Putnam Township is surrounded by Covington Township.

==Demographics==
As of the census of 2000, there were 428 people, 174 households, and 116 families residing in the township. The population density was 681.9 PD/sqmi. There were 188 housing units at an average density of 299.5 /sqmi. The racial makeup of the township was 99.53% White, 0.23% Native American, and 0.23% from two or more races. Hispanic or Latino of any race were 0.47% of the population.

There were 174 households, out of which 31.6% had children under the age of 18 living with them, 54.6% were married couples living together, 9.8% had a female householder with no husband present, and 32.8% were non-families. 28.2% of all households were made up of individuals, and 10.3% had someone living alone who was 65 years of age or older. The average household size was 2.46 and the average family size was 3.02.

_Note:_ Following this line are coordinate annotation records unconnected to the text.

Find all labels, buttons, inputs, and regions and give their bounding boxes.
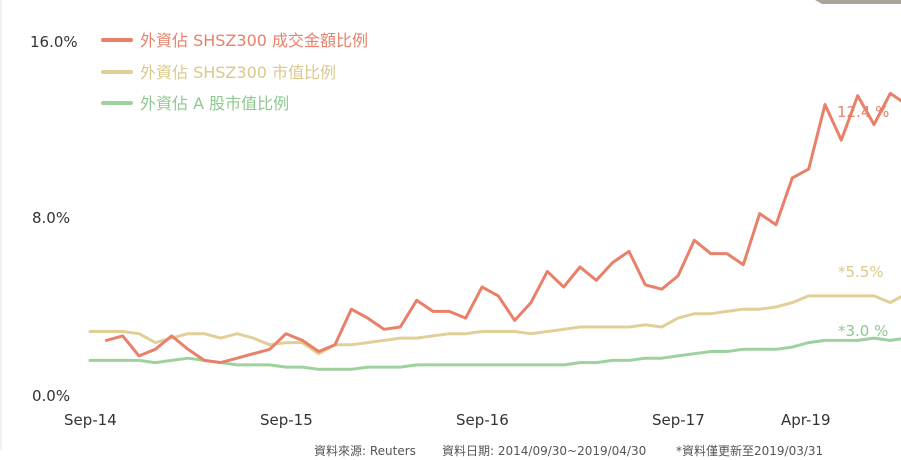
corner-decoration-left xyxy=(0,0,2,450)
corner-decoration-top-right xyxy=(815,0,901,4)
footer-date-range: 資料日期: 2014/09/30~2019/04/30 xyxy=(442,444,646,458)
legend-label-ashare: 外資佔 A 股市值比例 xyxy=(140,94,289,113)
end-label-turnover: 12.4 % xyxy=(837,103,889,121)
legend-label-turnover: 外資佔 SHSZ300 成交金額比例 xyxy=(140,31,368,50)
x-tick-label: Sep-17 xyxy=(652,411,705,429)
series-lines xyxy=(88,91,901,371)
legend: 外資佔 SHSZ300 成交金額比例 外資佔 SHSZ300 市值比例 外資佔 … xyxy=(101,31,368,113)
series-line-0 xyxy=(104,91,901,365)
end-label-mktcap: *5.5% xyxy=(838,263,884,281)
x-tick-label: Sep-15 xyxy=(260,411,313,429)
end-label-ashare: *3.0 % xyxy=(838,322,888,340)
series-line-1 xyxy=(88,294,901,356)
y-tick-label: 8.0% xyxy=(32,209,70,227)
x-tick-label: Apr-19 xyxy=(781,411,831,429)
x-tick-label: Sep-14 xyxy=(64,411,117,429)
y-tick-label: 16.0% xyxy=(30,33,78,51)
legend-label-mktcap: 外資佔 SHSZ300 市值比例 xyxy=(140,63,336,82)
footer-source: 資料來源: Reuters xyxy=(314,444,416,458)
y-tick-label: 0.0% xyxy=(32,387,70,405)
x-tick-label: Sep-16 xyxy=(456,411,509,429)
series-line-2 xyxy=(88,336,901,371)
footer-note: *資料僅更新至2019/03/31 xyxy=(676,443,823,458)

In the township the population was spread out, with 25.7% under the age of 18, 7.9% from 18 to 24, 30.8% from 25 to 44, 20.6% from 45 to 64, and 15.0% who were 65 years of age or older. The median age was 36 years. For every 100 females, there were 88.5 males. For every 100 females age 18 and over, there were 92.7 males.

The median income for a household in the township was $26,800, and the median income for a family was $32,083. Males had a median income of $24,038 versus $20,278 for females. The per capita income for the township was $14,349. About 3.4% of families and 8.4% of the population were below the poverty line, including 6.2% of those under age 18 and 3.4% of those age 65 or over.

==Community==
- Covington - A village located on U.S. Route 15; it is coterminous with Putnam Township.